Gentoo’s default PAM installation includes the
pam_namespace.so module. The configuration consists of two parts:
- Configure pam_namespace (
- Change the PAM configuration to use the namespace module.
Make sure you know what you’re doing before changing the PAM configuration (see “The Linux-PAM System Administrators’ Guide“)! If you break your login badly enough, you might have to use a live-system (from USB-disk, CD or whatever) to repair it. I always keep a root login open while changing the PAM configuration, so that I can undo my changes if something goes wrong. Concerning the namespace module, reading “Improve security with polyinstantiation” was a good start, but I’d recommend reading the official documentation as well.
I want to polyinstantiate
/tmp/. The user specific instances will be kept in
/tmp-inst/, so my
/etc/security/namespace.conf looks like this:
/tmp /tmp-inst/ user root,adm
user” is the “polyinstantiation method” and will cause polyinstantiation based on user name. If you use SELinux, some other methods are available. The “
root,adm” in the fourth column says that these users should not get polyinstantiated directories. The parent directory for the user-specific instances must exist and have access rights set to
000. To create it like in this example:
# mkdir /tmp-inst/
# chmod 000 /tmp-inst/
The parent directory could have another name or be kept inside the polyinstantiated directory.
pam_namespace.so provides only the
session type. To use it, you’ll have to add a line similar to
session required pam_namespace.so
to the right configuration file. Which file that is depends on your distribution and use case.

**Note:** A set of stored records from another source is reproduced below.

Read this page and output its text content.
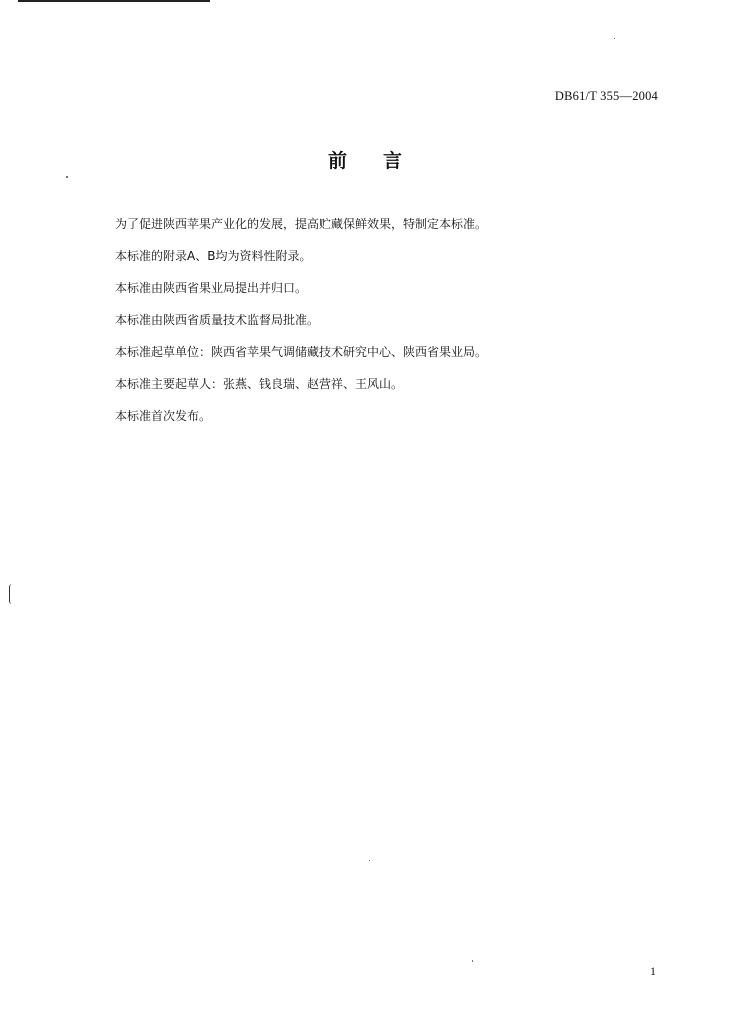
DB61/T 355—2004
前言
为了促进陕西苹果产业化的发展，提高贮藏保鲜效果，特制定本标准。
本标准的附录A、B均为资料性附录。
本标准由陕西省果业局提出并归口。
本标准由陕西省质量技术监督局批准。
本标准起草单位：陕西省苹果气调储藏技术研究中心、陕西省果业局。
本标准主要起草人：张燕、钱良瑞、赵营祥、王风山。
本标准首次发布。
1
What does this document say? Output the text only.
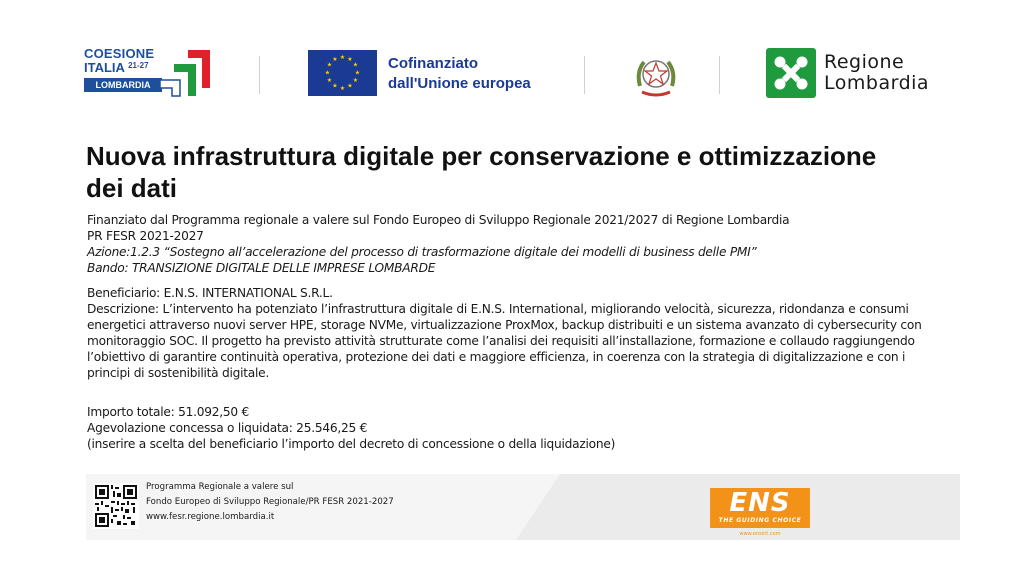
COESIONE
ITALIA $^{21-27}$
LOMBARDIA
★ ★
★
★
★
★
★
★
★
★
★
★	Cofinanziato
dall'Unione europea
Regione
Lombardia
Nuova infrastruttura digitale per conservazione e ottimizzazione dei dati
Finanziato dal Programma regionale a valere sul Fondo Europeo di Sviluppo Regionale 2021/2027 di Regione Lombardia
PR FESR 2021-2027
Azione:1.2.3 “Sostegno all’accelerazione del processo di trasformazione digitale dei modelli di business delle PMI”
Bando: TRANSIZIONE DIGITALE DELLE IMPRESE LOMBARDE
Beneficiario: E.N.S. INTERNATIONAL S.R.L.
Descrizione: L’intervento ha potenziato l’infrastruttura digitale di E.N.S. International, migliorando velocità, sicurezza, ridondanza e consumi energetici attraverso nuovi server HPE, storage NVMe, virtualizzazione ProxMox, backup distribuiti e un sistema avanzato di cybersecurity con monitoraggio SOC. Il progetto ha previsto attività strutturate come l’analisi dei requisiti all’installazione, formazione e collaudo raggiungendo l’obiettivo di garantire continuità operativa, protezione dei dati e maggiore efficienza, in coerenza con la strategia di digitalizzazione e con i principi di sostenibilità digitale.
Importo totale: 51.092,50 €
Agevolazione concessa o liquidata: 25.546,25 €
(inserire a scelta del beneficiario l’importo del decreto di concessione o della liquidazione)
Programma Regionale a valere sul
Fondo Europeo di Sviluppo Regionale/PR FESR 2021-2027
www.fesr.regione.lombardia.it	ENS
THE GUIDING CHOICE
www.ensint.com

For me, it is
/etc/pam.d/system-auth. However, with a line exactly like that, I found one problem: Console login as root, everything as expected (the “real”
/tmp/). Login as user worked as well (instance directory). The problem was that the instance directory remained mounted when I used “
su -” from a running user session to become root. I found the solution in the module documentation: The option
unmnt_remnt makes it unmount possibly existing namespaces before setting them up for the new session:
session required pam_namespace.so unmnt_remnt
With this configuration, I get the unmodified file system tree after “
su -“. 🙂 Hint: The options “
debug” and “
ignore_config_error” might be useful for testing. Have fun!